Gideon: A Study in Contrasts
The Bible and Christian history is a recording of solutions from unlikely places. Gideon is one of such men. He was unlikely, but greatly used by God. “… Oh my Lord, wherewith shall I save Israel? Behold, my family is poor…and I am the least in my father’s house.” A paraphrase would be,” Lord, you have given me an assignment far above my pay grade, based upon my resume.” Gideon did not have the tribal credentials, family background, or personal achievement that would encourage him to believe he was a candidate to be one of God’s great ones!
It is understandable having a man with a faith problem, in the time in which he lived. He did not have the writings of Paul, who encouraged all, to be available. “For ye see your calling, … not many wise men … not many mighty, not many noble, … God hath chosen the foolish things … And base things … and things which are despised, … and things which are not, …” (I Corinthians 1:26-28). And again Paul wrote, “… we have this treasure in earthen vessels, …” (II Corinthians 4:7).
Gideon did not have the biographies of men and women in Bible times, that marched across the pages of God’s Word doing mighty things. Though he may have known of Abraham and Sarah birthing a nation in their geriatric years, or of the patriarchs, or of Moses and others; he has no record of the young virgin girl giving birth to the God-man. Or of a lad, probably not yet in his puberty, feeding 5,000 out of a sack (plus 31 other miracles done by our Lord). He would never have heard how twelve fishermen, who are described by Paul as weak, despised, reviled, persecuted, defamed, filth of the world, the offscouring (I Corinthians 4:10,12-13), became the foundation of the church.
And certainly Gideon was not privy to church history where men and women, who were short on gifts and had neither position nor station in life, carried the banner high for Christ across the world.
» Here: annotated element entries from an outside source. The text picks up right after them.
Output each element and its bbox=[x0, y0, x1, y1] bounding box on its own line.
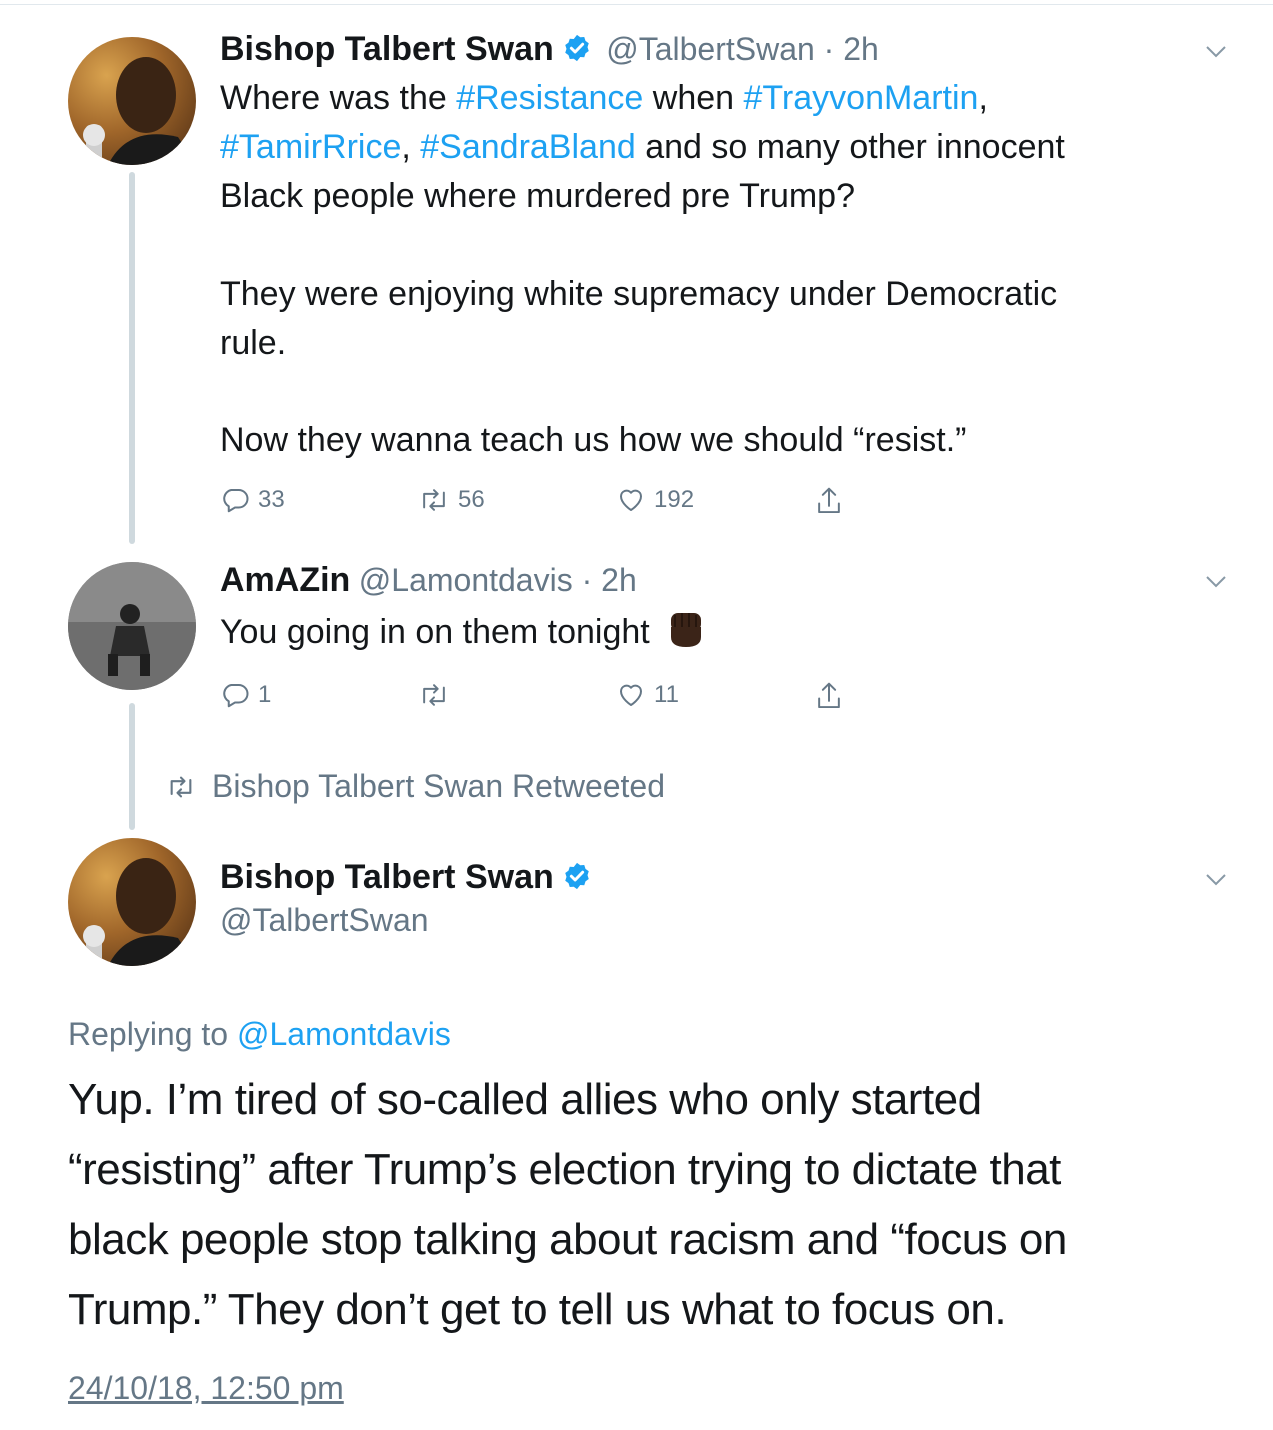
tweet1-share-button[interactable] bbox=[814, 485, 844, 517]
tweet1-reply-button[interactable]: 33 bbox=[220, 485, 285, 515]
text-fragment: Where was the bbox=[220, 79, 457, 117]
text-fragment: , bbox=[401, 128, 421, 166]
verified-badge-icon bbox=[562, 33, 592, 68]
thread-line-1 bbox=[129, 172, 135, 544]
hashtag-resistance[interactable]: #Resistance bbox=[456, 79, 643, 117]
like-icon bbox=[620, 684, 642, 706]
thread-line-2 bbox=[129, 703, 135, 830]
tweet1-handle[interactable]: @TalbertSwan bbox=[606, 31, 815, 67]
replying-to-line: Replying to @Lamontdavis bbox=[68, 1016, 451, 1053]
tweet2-retweet-button[interactable] bbox=[418, 680, 458, 710]
share-icon bbox=[818, 487, 840, 514]
tweet1-para3: Now they wanna teach us how we should “r… bbox=[220, 421, 967, 459]
avatar-talbert-swan[interactable] bbox=[68, 37, 196, 165]
retweet-icon bbox=[423, 489, 445, 511]
hashtag-trayvonmartin[interactable]: #TrayvonMartin bbox=[744, 79, 979, 117]
tweet1-like-button[interactable]: 192 bbox=[616, 485, 694, 515]
main-tweet-handle[interactable]: @TalbertSwan bbox=[220, 902, 429, 939]
retweeted-banner[interactable]: Bishop Talbert Swan Retweeted bbox=[164, 768, 665, 805]
reply-count: 1 bbox=[258, 681, 272, 708]
tweet1-text-line3: Black people where murdered pre Trump? bbox=[220, 177, 855, 215]
avatar-talbert-swan-main[interactable] bbox=[68, 838, 196, 966]
reply-icon bbox=[223, 489, 249, 513]
tweet2-text-line: You going in on them tonight bbox=[220, 608, 705, 663]
tweet1-author-name[interactable]: Bishop Talbert Swan bbox=[220, 30, 554, 68]
like-icon bbox=[620, 489, 642, 511]
main-tweet-name-row: Bishop Talbert Swan bbox=[220, 858, 592, 897]
share-icon bbox=[818, 682, 840, 709]
tweet1-retweet-button[interactable]: 56 bbox=[418, 485, 485, 515]
tweet2-handle[interactable]: @Lamontdavis bbox=[359, 562, 573, 598]
retweet-icon bbox=[170, 776, 192, 797]
tweet2-like-button[interactable]: 11 bbox=[616, 680, 679, 710]
tweet1-dot: · bbox=[814, 31, 844, 67]
retweeted-by-label: Bishop Talbert Swan Retweeted bbox=[212, 768, 666, 804]
verified-badge-icon bbox=[562, 861, 592, 896]
tweet2-share-button[interactable] bbox=[814, 680, 844, 712]
main-tweet-line: black people stop talking about racism a… bbox=[68, 1215, 1067, 1264]
tweet2-text: You going in on them tonight bbox=[220, 613, 650, 651]
chevron-down-icon[interactable] bbox=[1205, 40, 1227, 62]
replying-to-prefix: Replying to bbox=[68, 1016, 237, 1052]
main-tweet-timestamp[interactable]: 24/10/18, 12:50 pm bbox=[68, 1370, 344, 1407]
text-fragment: and so many other innocent bbox=[635, 128, 1065, 166]
chevron-down-icon[interactable] bbox=[1205, 868, 1227, 890]
tweet2-author-name[interactable]: AmAZin bbox=[220, 561, 350, 599]
top-divider bbox=[0, 4, 1273, 5]
text-fragment: , bbox=[978, 79, 988, 117]
text-fragment: when bbox=[643, 79, 744, 117]
tweet1-text-line2: #TamirRrice, #SandraBland and so many ot… bbox=[220, 123, 1065, 172]
main-tweet-line: Yup. I’m tired of so-called allies who o… bbox=[68, 1075, 982, 1124]
hashtag-sandrabland[interactable]: #SandraBland bbox=[420, 128, 636, 166]
tweet1-time[interactable]: 2h bbox=[843, 31, 879, 67]
tweet2-time[interactable]: 2h bbox=[601, 562, 637, 598]
retweet-count: 56 bbox=[458, 486, 485, 513]
tweet2-reply-button[interactable]: 1 bbox=[220, 680, 271, 710]
tweet1-para2-line1: They were enjoying white supremacy under… bbox=[220, 275, 1058, 313]
hashtag-tamirrrice[interactable]: #TamirRrice bbox=[220, 128, 401, 166]
main-tweet-author-name[interactable]: Bishop Talbert Swan bbox=[220, 858, 554, 896]
chevron-down-icon[interactable] bbox=[1205, 570, 1227, 592]
tweet2-dot: · bbox=[572, 562, 602, 598]
replying-to-handle[interactable]: @Lamontdavis bbox=[237, 1016, 451, 1052]
main-tweet-line: Trump.” They don’t get to tell us what t… bbox=[68, 1285, 1007, 1334]
raised-fist-emoji bbox=[667, 609, 705, 663]
avatar-amazin[interactable] bbox=[68, 562, 196, 690]
tweet1-text-line1: Where was the #Resistance when #TrayvonM… bbox=[220, 74, 988, 123]
main-tweet-line: “resisting” after Trump’s election tryin… bbox=[68, 1145, 1061, 1194]
reply-count: 33 bbox=[258, 486, 285, 513]
retweet-icon bbox=[423, 684, 445, 706]
tweet1-header: Bishop Talbert Swan @TalbertSwan · 2h bbox=[220, 30, 879, 69]
tweet1-para2-line2: rule. bbox=[220, 324, 287, 362]
like-count: 192 bbox=[654, 486, 695, 513]
reply-icon bbox=[223, 684, 249, 708]
like-count: 11 bbox=[654, 681, 679, 708]
tweet2-header: AmAZin @Lamontdavis · 2h bbox=[220, 561, 637, 600]
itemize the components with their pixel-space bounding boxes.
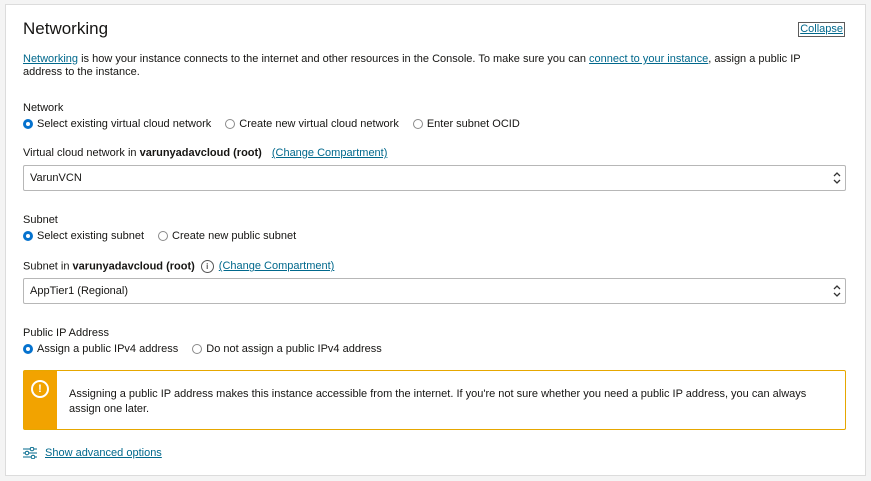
- networking-link[interactable]: Networking: [23, 53, 78, 65]
- subnet-change-compartment-link[interactable]: (Change Compartment): [219, 260, 335, 272]
- info-icon[interactable]: i: [200, 260, 214, 273]
- radio-button[interactable]: [192, 344, 203, 354]
- subnet-compartment-label: Subnet in varunyadavcloud (root) i (Change…: [23, 260, 334, 273]
- warning-banner: ! Assigning a public IP address makes th…: [23, 370, 846, 430]
- subnet-label-prefix: Subnet in: [23, 260, 73, 273]
- connect-instance-link[interactable]: connect to your instance: [589, 53, 708, 65]
- radio-button-selected[interactable]: [23, 119, 33, 129]
- radio-label: Assign a public IPv4 address: [37, 343, 179, 355]
- radio-button-selected[interactable]: [23, 344, 33, 354]
- radio-label: Do not assign a public IPv4 address: [206, 343, 382, 355]
- subnet-compartment: varunyadavcloud (root): [72, 260, 195, 273]
- select-arrows-icon: [833, 172, 841, 184]
- warning-bar: !: [24, 371, 57, 429]
- section-title: Networking: [23, 19, 109, 38]
- radio-enter-subnet-ocid[interactable]: Enter subnet OCID: [412, 118, 520, 130]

Men like John Bunyan, William Carey, or Dallas Billington who, with a sixth grade education, built the largest church of his day.
So it is somewhat understandable why Gideon would wrestle with his assignment, based on his limited knowledge of God working in the affairs of men. The question I have for you is, “Why are you not a candidate to do great things for God with your expanded knowledge of the grace of God in the lives of the ordinary, as displayed in the Bible and church history?”
“I Can and I Will”
May I quickly add two more things which Gideon did not have, that you do have. You have the indwelling Holy Spirit, empowering and gifting you for ministry and service, and the New Testament (he probably did not have the complete canon of the Old).
The five young men at the Haystack Prayer Meeting in 1806, after considering the commands of Christ on world evangelism, said: “… we can if we will.” If Gideon surrendered with what little evidence he had and, in essence, said: “… I can and I will,” I do not know what is holding you back from doing what God is calling you to do: “… you can if you will.”